Return home late, drunk and starving but resist the scaffolding.
Thursday, 1 May 2008
‘Is there nowt else?’
He wears a smart armband made of fox fur so was clearly a dapper chap, and the archaeologists make a great fuss over the immaculate state of his nails. To add intrigue it seems he was ‘killed’ three times in the Celtic style, perhaps to honour gods, meaning he was probably someone to know. To me it’s plain what actually happened: the accessories, the manicure, the brutal yobbish overkill … This was a homophobic killing of the worst kind. Still, Lindy gets the last laugh with eternal stardom in his Sleeping Beauty glass case.
A typically earthy Mancunian response was overheard while we were there. A chav couple peered into the display case whereupon the girl was heard to honk loudly: ‘Is that real or has someone made it?’ To which her paramour replied: ‘Course it’s fucking real, that’s why it’s here’. After a lengthy pause she wondered aloud: ‘Is there nowt else?’ Well, the heathens are always amongst us, from the 1st Century to this very day.

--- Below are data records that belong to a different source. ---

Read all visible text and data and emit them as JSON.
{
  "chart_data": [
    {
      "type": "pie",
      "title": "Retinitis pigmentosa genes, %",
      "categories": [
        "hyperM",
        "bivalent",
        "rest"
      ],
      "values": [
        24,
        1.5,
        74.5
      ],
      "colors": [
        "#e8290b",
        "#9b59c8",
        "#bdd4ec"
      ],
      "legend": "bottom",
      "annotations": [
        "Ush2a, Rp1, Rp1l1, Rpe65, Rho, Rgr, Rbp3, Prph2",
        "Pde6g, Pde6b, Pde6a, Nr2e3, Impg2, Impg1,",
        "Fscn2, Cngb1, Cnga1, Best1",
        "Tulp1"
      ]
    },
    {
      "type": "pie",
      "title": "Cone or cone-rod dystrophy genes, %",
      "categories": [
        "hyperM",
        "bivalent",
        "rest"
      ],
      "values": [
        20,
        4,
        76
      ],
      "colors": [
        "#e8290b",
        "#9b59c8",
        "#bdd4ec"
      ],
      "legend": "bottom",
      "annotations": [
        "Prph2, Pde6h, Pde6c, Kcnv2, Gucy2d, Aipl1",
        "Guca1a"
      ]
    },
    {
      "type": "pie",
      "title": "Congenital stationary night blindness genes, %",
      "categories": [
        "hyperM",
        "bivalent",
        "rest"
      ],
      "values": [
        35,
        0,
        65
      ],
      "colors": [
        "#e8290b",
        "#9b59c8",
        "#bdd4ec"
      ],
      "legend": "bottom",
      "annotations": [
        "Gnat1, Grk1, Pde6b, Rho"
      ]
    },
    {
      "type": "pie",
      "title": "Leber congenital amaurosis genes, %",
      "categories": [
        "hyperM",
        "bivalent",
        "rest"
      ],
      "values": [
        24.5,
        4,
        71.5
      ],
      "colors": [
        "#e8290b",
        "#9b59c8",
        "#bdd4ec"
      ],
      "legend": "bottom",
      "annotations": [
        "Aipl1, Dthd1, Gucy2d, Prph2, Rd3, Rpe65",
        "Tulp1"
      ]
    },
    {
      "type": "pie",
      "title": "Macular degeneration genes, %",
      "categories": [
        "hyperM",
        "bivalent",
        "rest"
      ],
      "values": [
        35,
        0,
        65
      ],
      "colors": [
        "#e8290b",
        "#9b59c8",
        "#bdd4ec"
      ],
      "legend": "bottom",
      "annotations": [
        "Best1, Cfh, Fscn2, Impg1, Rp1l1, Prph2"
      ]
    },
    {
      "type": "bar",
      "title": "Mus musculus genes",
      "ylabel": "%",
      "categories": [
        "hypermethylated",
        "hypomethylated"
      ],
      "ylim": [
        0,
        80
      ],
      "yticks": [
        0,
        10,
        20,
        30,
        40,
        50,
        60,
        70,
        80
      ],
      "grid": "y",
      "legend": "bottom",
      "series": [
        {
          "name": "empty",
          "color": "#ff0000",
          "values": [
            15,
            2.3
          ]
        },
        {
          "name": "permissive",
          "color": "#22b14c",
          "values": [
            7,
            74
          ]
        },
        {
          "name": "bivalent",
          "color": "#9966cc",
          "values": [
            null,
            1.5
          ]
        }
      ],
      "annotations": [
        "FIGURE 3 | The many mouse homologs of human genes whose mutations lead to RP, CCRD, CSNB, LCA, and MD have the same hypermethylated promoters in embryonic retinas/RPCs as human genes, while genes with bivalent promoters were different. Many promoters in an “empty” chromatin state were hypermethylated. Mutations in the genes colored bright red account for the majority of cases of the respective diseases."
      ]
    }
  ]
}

This reignited my love of overheads so I submitted that nugget, plus another, to Overheard in Manchester. While there are some gems on there nothing can match the bitter, nasty, dumbfounding street wit and stupidity of Overheard in New York. ‘Move you pregnant bitch’ being forever a high point for me.
Speaking of pregnancy and the like, it seems prolapsed vaginas are pressed right up to the watershed these days. Embarrassing Bodies was one of my rare forays into telly watching of late ... what on earth have I been missing? Who are these women crippled with self-consciousness by various vaginal ailments but happy to bare all, inside and out, on national TV? Well, good on ‘em I say. It’ll all be forgotten by next week anyhow when it’s the chaps turn to whip ‘em out and get them stitched and cauterised up close for our edification. I can’t wait. The promise of sitting there with my brew and going ‘Ooh I know him’ looms tantalisingly close. Don’t forget to tune in.